- Claravale
- Interactive map of Claravale
- Coordinates: 14°22′05″S 131°34′21″E﻿ / ﻿14.3681°S 131.5724°E
- Country: Australia
- State: Northern Territory
- LGA: Victoria Daly Region;
- Location: 224.9 km (139.7 mi) S of Darwin;
- Established: 4 April 2007

Government
- • Territory electorate: Stuart;
- • Federal division: Lingiari;

Area
- • Total: 2,696 km^{2} (1,041 sq mi)

Population
- • Total: 10 (2016 census)
- • Density: 0.0037/km^{2} (0.010/sq mi)
- Time zone: UTC+9:30 (ACST)
- Postcode: 0822

= Claravale, Northern Territory =

Suburb in the Northern Territory, Australia

Claravale is a locality in the Northern Territory of Australia about 224.9 km south of the territory capital of Darwin.
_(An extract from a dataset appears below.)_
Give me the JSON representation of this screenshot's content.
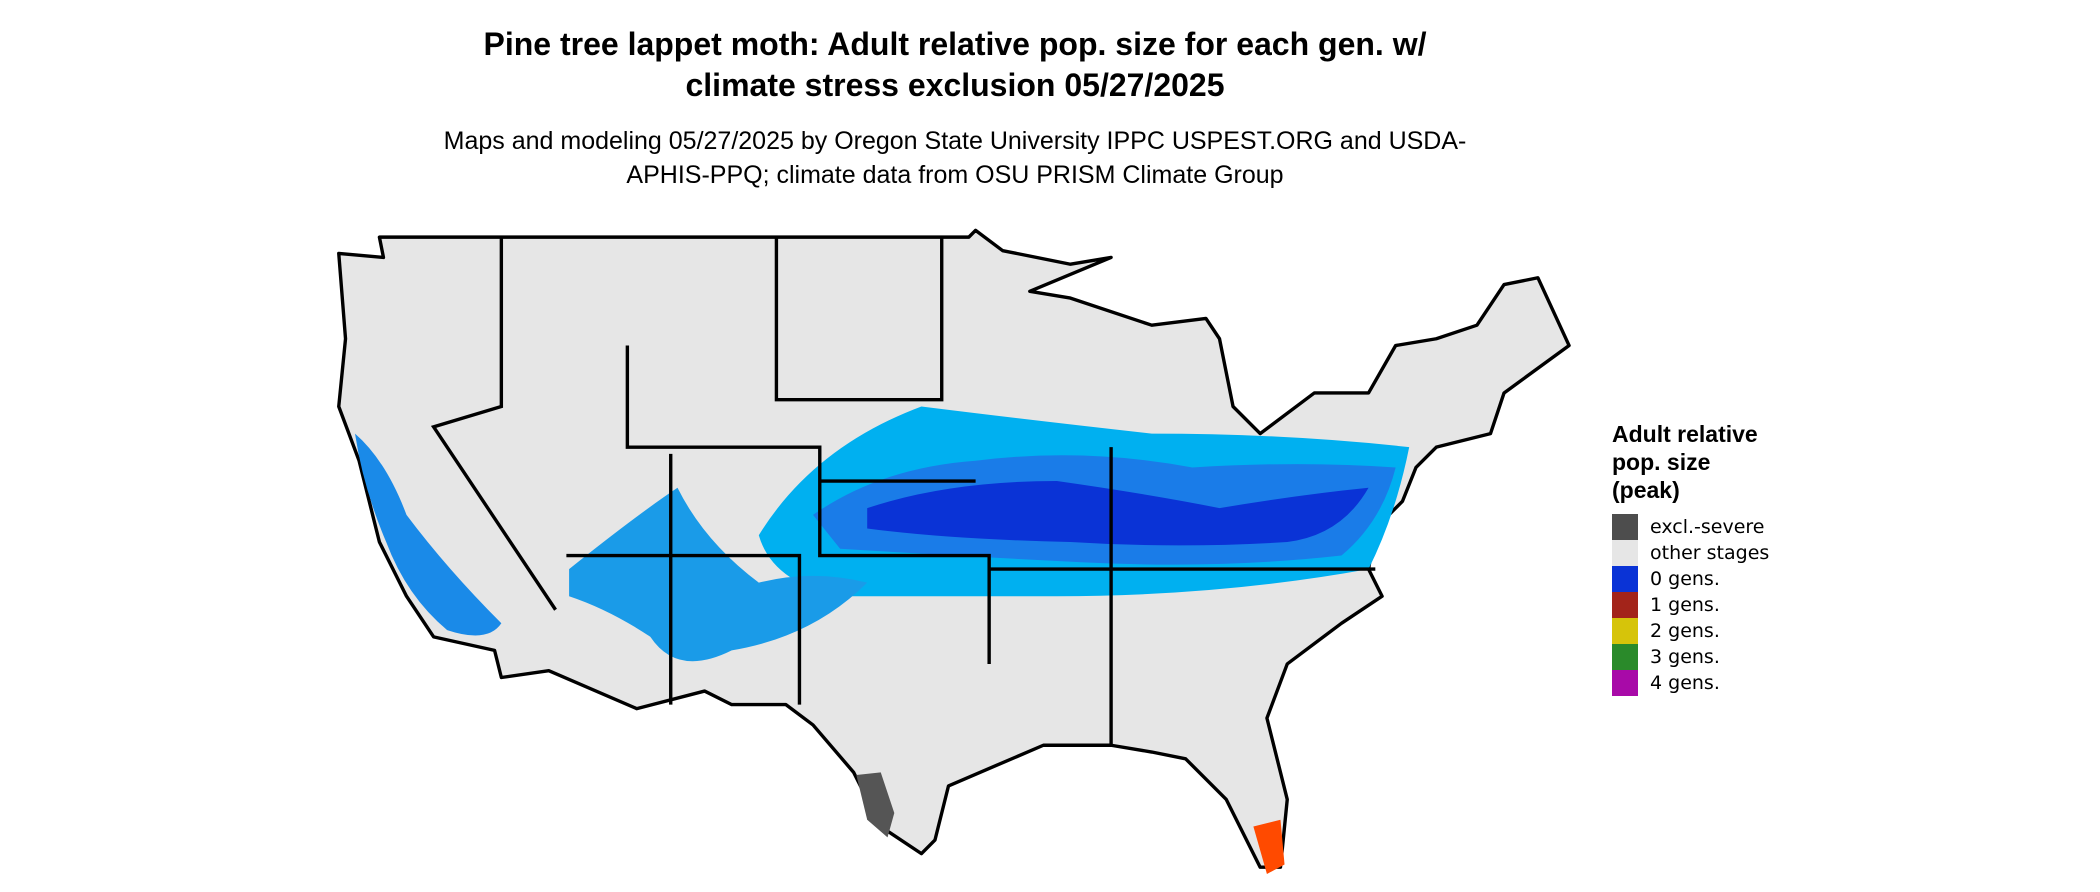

The locality's boundaries and name were gazetted on 4 April 2007. Its name is derived from the pastoral station of the same name.

The 2016 Australian census which was conducted in August 2016 reports that Claravale had a population of 10 people.

Claravale is located within the federal division of Lingiari, the territory electoral division of Stuart and the local government area of the Victoria Daly Region.